Invite link:  https://uchicago.zoom.us/j/99610944232?pwd=ZG1BMG1FcUtvR2c2UnRRU3l3bkRhQT09

 

 

    • 13:00 13:10
      WBS 2.3 Facility Management News 10m
      Speakers: Robert William Gardner Jr (University of Chicago (US)), Dr Shawn McKee (University of Michigan ATLAS Group)

      Quarterly reports due ASAP (deadline Friday)

          - All milestones updated?

      Next week is ATLAS S&C week.  See https://indico.cern.ch/event/998138/ for some of the agenda.

       

       

    • 13:10 13:20
      OSG-LHC 10m
      Speakers: Brian Lin (University of Wisconsin), Matyas Selmeci

      3.5.29 (tomorrow)

      • XRootD 4.12.6
      • osg-configure 3.11.0
        • Make fetch-crl success optional (though give a warning on failure)
        • Don't try to resolve the Squid server, since it only needs to be visible from the workers, not the CE
      • IGTF 1.109

      Other

    • 13:35 13:40
      WBS 2.3.1 Tier1 Center 5m
      Speakers: Eric Christian Lancon (CEA/IRFU,Centre d'etude de Saclay Gif-sur-Yvette (FR)), Xin Zhao (Brookhaven National Laboratory (US))
      • dCache incident over the new year holiday
        • dCache disk was full, causing job stage-out failures. Discrepancy between space reporting and real space usage, stop-gap solution is in place, long term solution under investigation. 
      • data transfer failures for BNLHPC_DATADISK
        • Globus online endpoint overloaded. Solved by replacing NFS with Lustre as the shared FS. Long term solution under discussion.
       
    • 13:40 14:00
      WBS 2.3.2 Tier2 Centers

      Updates on US Tier-2 centers

      Convener: Fred Luehring (Indiana University (US))
      • Please get your quarterly reports for Oct-Dec in today!
      • The last 2 weeks of running were OK:


        • AGLT2 had a dCache upgrade and various knock-on effects afterwards.
        • MWT2 has a downtime today at the Illinois site.
        • NET2 had some storage outages.
        • SWT2 had an incident at OU where no jobs were scheduled and storage issues at CPB.
      • 13:40
        AGLT2 5m
        Speakers: Philippe Laurens (Michigan State University (US)), Dr Shawn McKee (University of Michigan ATLAS Group), Prof. Wenjing Wu (Computer Center, IHEP, CAS)

        Incident:

        The job failure rate rose to over 40% with file stage in and out errors.
        These errors affected dcache file replications between UM and MSU which then caused jobs to fail.

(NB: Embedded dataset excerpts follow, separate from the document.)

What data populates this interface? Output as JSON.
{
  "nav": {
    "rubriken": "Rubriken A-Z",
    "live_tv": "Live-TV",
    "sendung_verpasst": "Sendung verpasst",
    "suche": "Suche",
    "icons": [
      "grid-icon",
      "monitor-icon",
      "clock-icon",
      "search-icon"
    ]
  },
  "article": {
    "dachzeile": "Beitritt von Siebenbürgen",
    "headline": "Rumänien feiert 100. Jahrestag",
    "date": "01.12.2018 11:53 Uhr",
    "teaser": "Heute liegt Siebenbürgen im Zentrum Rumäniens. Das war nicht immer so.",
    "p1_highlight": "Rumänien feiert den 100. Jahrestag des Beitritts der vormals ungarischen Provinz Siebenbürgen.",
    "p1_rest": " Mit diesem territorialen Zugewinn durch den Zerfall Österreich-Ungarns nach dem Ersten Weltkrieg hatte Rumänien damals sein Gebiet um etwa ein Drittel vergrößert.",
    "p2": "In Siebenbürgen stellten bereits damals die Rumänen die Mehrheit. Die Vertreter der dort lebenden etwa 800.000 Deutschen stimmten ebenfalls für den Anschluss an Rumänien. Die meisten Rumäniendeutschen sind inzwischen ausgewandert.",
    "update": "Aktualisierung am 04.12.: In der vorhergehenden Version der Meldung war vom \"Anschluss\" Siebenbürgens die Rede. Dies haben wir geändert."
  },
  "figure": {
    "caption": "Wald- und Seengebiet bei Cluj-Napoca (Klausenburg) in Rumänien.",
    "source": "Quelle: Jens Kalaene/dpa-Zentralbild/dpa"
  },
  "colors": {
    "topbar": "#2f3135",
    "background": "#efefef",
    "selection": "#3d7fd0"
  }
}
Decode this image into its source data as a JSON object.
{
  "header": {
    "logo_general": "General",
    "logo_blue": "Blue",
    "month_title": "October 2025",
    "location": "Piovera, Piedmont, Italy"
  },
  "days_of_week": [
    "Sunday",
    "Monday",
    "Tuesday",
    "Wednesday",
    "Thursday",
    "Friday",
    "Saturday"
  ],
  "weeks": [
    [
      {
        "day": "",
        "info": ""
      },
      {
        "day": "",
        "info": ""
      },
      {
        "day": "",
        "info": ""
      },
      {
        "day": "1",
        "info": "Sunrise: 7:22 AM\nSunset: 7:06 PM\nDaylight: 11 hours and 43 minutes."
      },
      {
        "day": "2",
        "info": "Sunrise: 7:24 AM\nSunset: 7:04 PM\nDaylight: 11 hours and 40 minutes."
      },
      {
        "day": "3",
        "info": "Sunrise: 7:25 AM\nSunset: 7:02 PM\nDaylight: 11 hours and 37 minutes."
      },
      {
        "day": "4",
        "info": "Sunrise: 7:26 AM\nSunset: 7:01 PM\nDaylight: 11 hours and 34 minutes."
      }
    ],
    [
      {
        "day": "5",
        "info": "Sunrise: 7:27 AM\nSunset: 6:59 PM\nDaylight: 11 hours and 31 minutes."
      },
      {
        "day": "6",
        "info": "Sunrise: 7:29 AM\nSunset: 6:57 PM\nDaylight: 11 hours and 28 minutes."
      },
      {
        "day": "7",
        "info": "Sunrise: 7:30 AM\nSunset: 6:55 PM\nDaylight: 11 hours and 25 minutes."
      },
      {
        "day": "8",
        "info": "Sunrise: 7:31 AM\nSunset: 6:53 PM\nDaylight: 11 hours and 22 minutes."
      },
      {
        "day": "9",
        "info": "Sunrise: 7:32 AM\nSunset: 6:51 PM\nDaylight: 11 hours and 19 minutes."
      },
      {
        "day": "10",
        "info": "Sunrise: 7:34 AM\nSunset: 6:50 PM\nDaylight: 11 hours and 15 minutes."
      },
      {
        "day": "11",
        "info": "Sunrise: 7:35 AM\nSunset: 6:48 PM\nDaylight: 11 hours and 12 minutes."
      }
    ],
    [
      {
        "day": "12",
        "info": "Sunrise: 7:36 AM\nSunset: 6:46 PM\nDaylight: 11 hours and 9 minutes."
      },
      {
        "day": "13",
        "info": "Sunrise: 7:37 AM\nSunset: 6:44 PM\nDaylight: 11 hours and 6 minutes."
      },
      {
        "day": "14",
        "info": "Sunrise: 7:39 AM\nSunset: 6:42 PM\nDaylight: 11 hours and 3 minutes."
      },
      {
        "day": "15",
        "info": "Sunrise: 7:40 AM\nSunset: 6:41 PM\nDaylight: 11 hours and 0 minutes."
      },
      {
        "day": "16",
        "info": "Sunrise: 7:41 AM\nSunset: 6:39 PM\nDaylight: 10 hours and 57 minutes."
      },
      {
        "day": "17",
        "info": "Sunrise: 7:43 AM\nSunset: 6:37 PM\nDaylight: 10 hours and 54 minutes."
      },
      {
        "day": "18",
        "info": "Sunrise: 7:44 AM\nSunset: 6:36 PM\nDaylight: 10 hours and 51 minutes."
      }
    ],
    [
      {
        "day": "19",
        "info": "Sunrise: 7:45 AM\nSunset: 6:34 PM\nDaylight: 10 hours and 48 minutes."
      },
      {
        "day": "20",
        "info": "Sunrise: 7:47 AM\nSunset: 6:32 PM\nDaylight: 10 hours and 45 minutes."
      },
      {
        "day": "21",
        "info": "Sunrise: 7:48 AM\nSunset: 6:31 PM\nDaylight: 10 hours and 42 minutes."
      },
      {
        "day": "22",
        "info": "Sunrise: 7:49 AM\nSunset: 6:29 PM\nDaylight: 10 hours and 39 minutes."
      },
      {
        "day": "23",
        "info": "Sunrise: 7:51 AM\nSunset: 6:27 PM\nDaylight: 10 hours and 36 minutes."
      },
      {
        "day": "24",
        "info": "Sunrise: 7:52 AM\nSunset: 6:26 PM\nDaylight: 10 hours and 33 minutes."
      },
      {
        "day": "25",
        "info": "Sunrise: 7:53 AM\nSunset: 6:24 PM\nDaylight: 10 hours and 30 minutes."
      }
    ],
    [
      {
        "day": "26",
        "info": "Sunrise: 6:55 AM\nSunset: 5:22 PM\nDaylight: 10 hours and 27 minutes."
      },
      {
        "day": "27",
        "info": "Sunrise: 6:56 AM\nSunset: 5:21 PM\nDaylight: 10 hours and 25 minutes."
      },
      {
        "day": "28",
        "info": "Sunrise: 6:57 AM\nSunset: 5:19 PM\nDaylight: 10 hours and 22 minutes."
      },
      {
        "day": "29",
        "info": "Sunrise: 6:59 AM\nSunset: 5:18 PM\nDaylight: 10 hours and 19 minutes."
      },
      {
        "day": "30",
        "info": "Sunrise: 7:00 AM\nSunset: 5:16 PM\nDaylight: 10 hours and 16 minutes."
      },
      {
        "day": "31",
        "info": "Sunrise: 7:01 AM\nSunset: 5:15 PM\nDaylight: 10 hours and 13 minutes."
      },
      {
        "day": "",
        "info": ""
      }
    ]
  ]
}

        We spent several days investigating it (restarting all dcache nodes,
        upgrading FW, testing network between UM and MSU).
        We then noticed a weird problem which didn't immediately seem related.
        We had packet loss of a few percents between some pair of MSU-UM pool nodes.
        The problem was not correlated to any specific node or site.
        One other oddity/key observation was that some pairs of nodes
        showed errors on the public path but not the private path
        sharing the same interfaces.

        This moved the suspicion to some effectg of hashing on multiple cables between switches.
        We could not locate this problem on any of our on-site switches.
        Then UM IT notified us of link errors on one of the 2 links (2*40Gpbs) between MSU and UM.
        The bad half-link was set offline and all ping and dcache errors were resolved.
        But the cause of the bad link is still under investigation.

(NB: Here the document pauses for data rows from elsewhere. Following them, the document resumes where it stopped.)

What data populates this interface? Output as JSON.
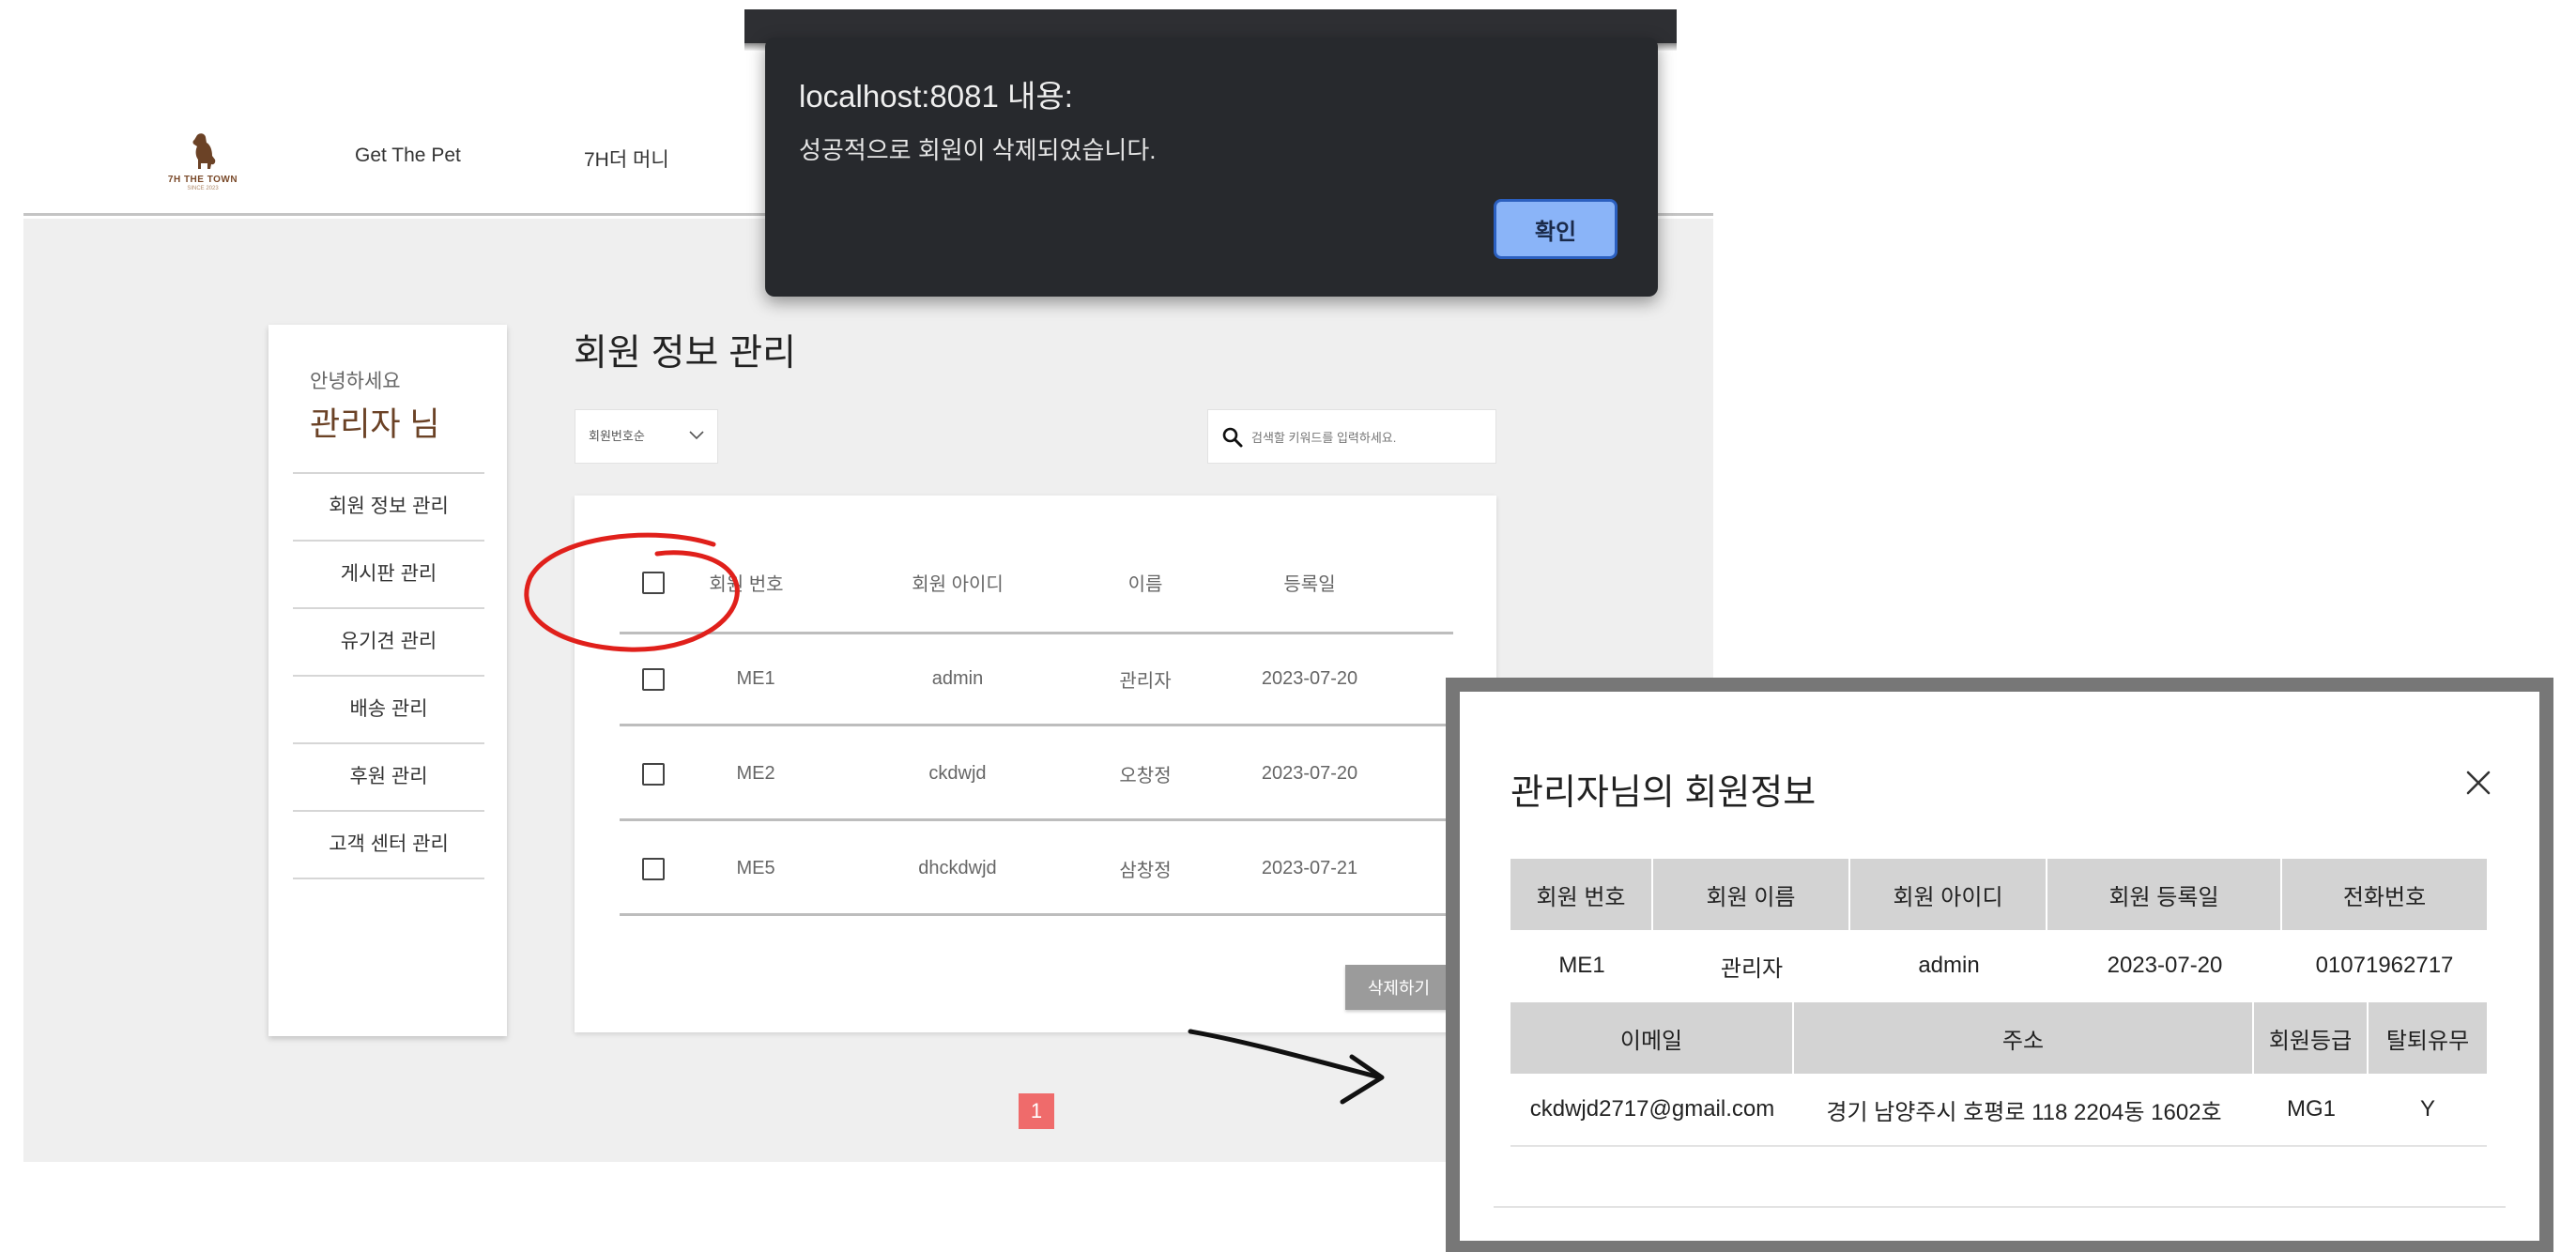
{
  "nav": {
    "logo_text": "7H THE TOWN",
    "logo_sub": "SINCE 2023",
    "items": [
      "Get The Pet",
      "7H더 머니"
    ]
  },
  "sidebar": {
    "greeting": "안녕하세요",
    "name": "관리자 님",
    "items": [
      "회원 정보 관리",
      "게시판 관리",
      "유기견 관리",
      "배송 관리",
      "후원 관리",
      "고객 센터 관리"
    ]
  },
  "main": {
    "title": "회원 정보 관리",
    "sort_value": "회원번호순",
    "search_placeholder": "검색할 키워드를 입력하세요.",
    "columns": [
      "회원 번호",
      "회원 아이디",
      "이름",
      "등록일"
    ],
    "rows": [
      {
        "no": "ME1",
        "id": "admin",
        "name": "관리자",
        "date": "2023-07-20"
      },
      {
        "no": "ME2",
        "id": "ckdwjd",
        "name": "오창정",
        "date": "2023-07-20"
      },
      {
        "no": "ME5",
        "id": "dhckdwjd",
        "name": "삼창정",
        "date": "2023-07-21"
      }
    ],
    "delete_label": "삭제하기",
    "page": "1"
  },
  "alert": {
    "title": "localhost:8081 내용:",
    "message": "성공적으로 회원이 삭제되었습니다.",
    "ok_label": "확인"
  },
  "modal": {
    "title": "관리자님의 회원정보",
    "head1": [
      "회원 번호",
      "회원 이름",
      "회원 아이디",
      "회원 등록일",
      "전화번호"
    ],
    "row1": [
      "ME1",
      "관리자",
      "admin",
      "2023-07-20",
      "01071962717"
    ],
    "head2": [
      "이메일",
      "주소",
      "회원등급",
      "탈퇴유무"
    ],
    "row2": [
      "ckdwjd2717@gmail.com",
      "경기 남양주시 호평로 118 2204동 1602호",
      "MG1",
      "Y"
    ]
  },
  "colors": {
    "brand_brown": "#6b4226",
    "page_badge": "#ef6b6b",
    "annotation_red": "#e0201b",
    "alert_button": "#8ab4f8"
  }
}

        Job failure rate for pas 12h was 1.6%

        Software:

        Updated htcondor from 8.8.11 to 8.8.12 (latest version in osg repo) on head node and gatekeepers,
        and updated work nodes to 8.9.11 from the osg-upcoming repo.

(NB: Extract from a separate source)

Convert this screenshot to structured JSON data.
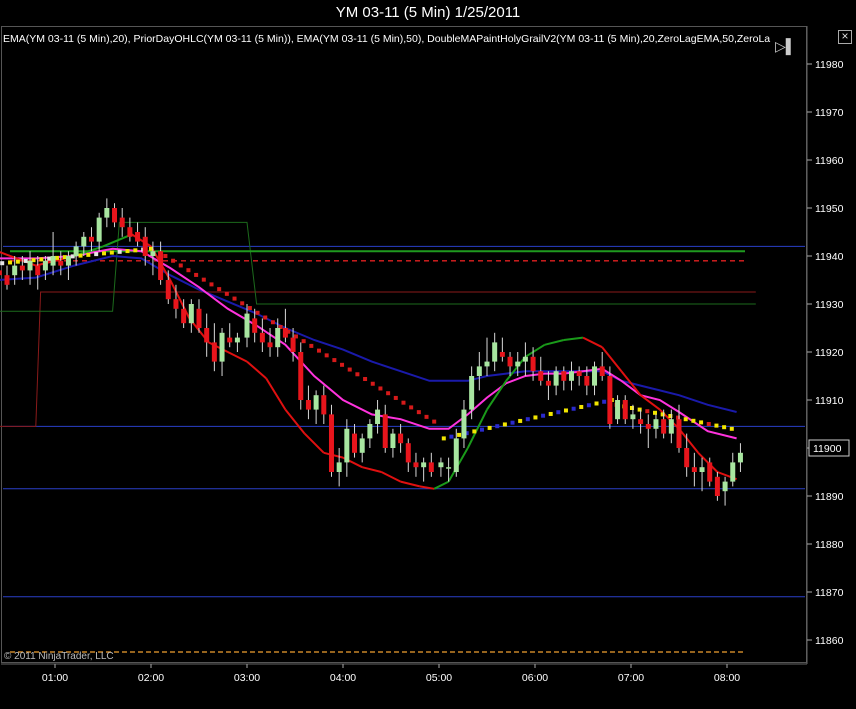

        After the gatekeeper update, we saw running jobs started to drop,
        but no error message was spotted in log files.
        Restarting condor/condor-ce services fixed this issue.

        Hardware:

        Updated the firmware with reboot of all our R740xd2 and C6420 machines.
        (Dell sent a warning email about a critical bios update)

        Called Dell support to update FW on some older pool nodes
        where the command line dsu method was failing.

      • 13:45
        MWT2 5m
        Speakers: David Jordan (University of Chicago (US)), Judith Lorraine Stephen (University of Chicago (US))

        One of the dCache storage pools went offline. Working on identifying cause and bringing back up

        Power issues in the NCSA server room. PDU replacements were made last week, and affected systems will be brought back up during today's PM

        NCSA quarterly PM today. All UIUC workers are in downtime until 8pm for system updates

      • 13:50
        NET2 5m
        Speaker: Prof. Saul Youssef (Boston University (US))


        Problems:

        Brown out at MGHPCC caused us to lose ~1 hour of useful operation time.  Solved without GGUS ticket :) 

        We're currently getting controller errors in the GPFS system pool.  To repair, we needed to free up some space, evacuate and rebuild.  In progress without interrupting production. 

        Smooth operations otherwise. 

        The main things we're working on:

        Testing xrootd 5.0.3 endpoints with help from Wei.  

        OSG 3.5.

        NESE prep.

         

      • 13:55
        SWT2 5m
        Speakers: Dr Horst Severini (University of Oklahoma (US)), Mark Sosebee (University of Texas at Arlington (US)), Patrick Mcguigan (University of Texas at Arlington (US))

        OU:

        - Nothing to report, running well.

        SWT2_CPB:

        Power loss at SWT2_CPB on 1/14 during campus electrical work due to generator failure. Awaiting clarification from Physical Plant.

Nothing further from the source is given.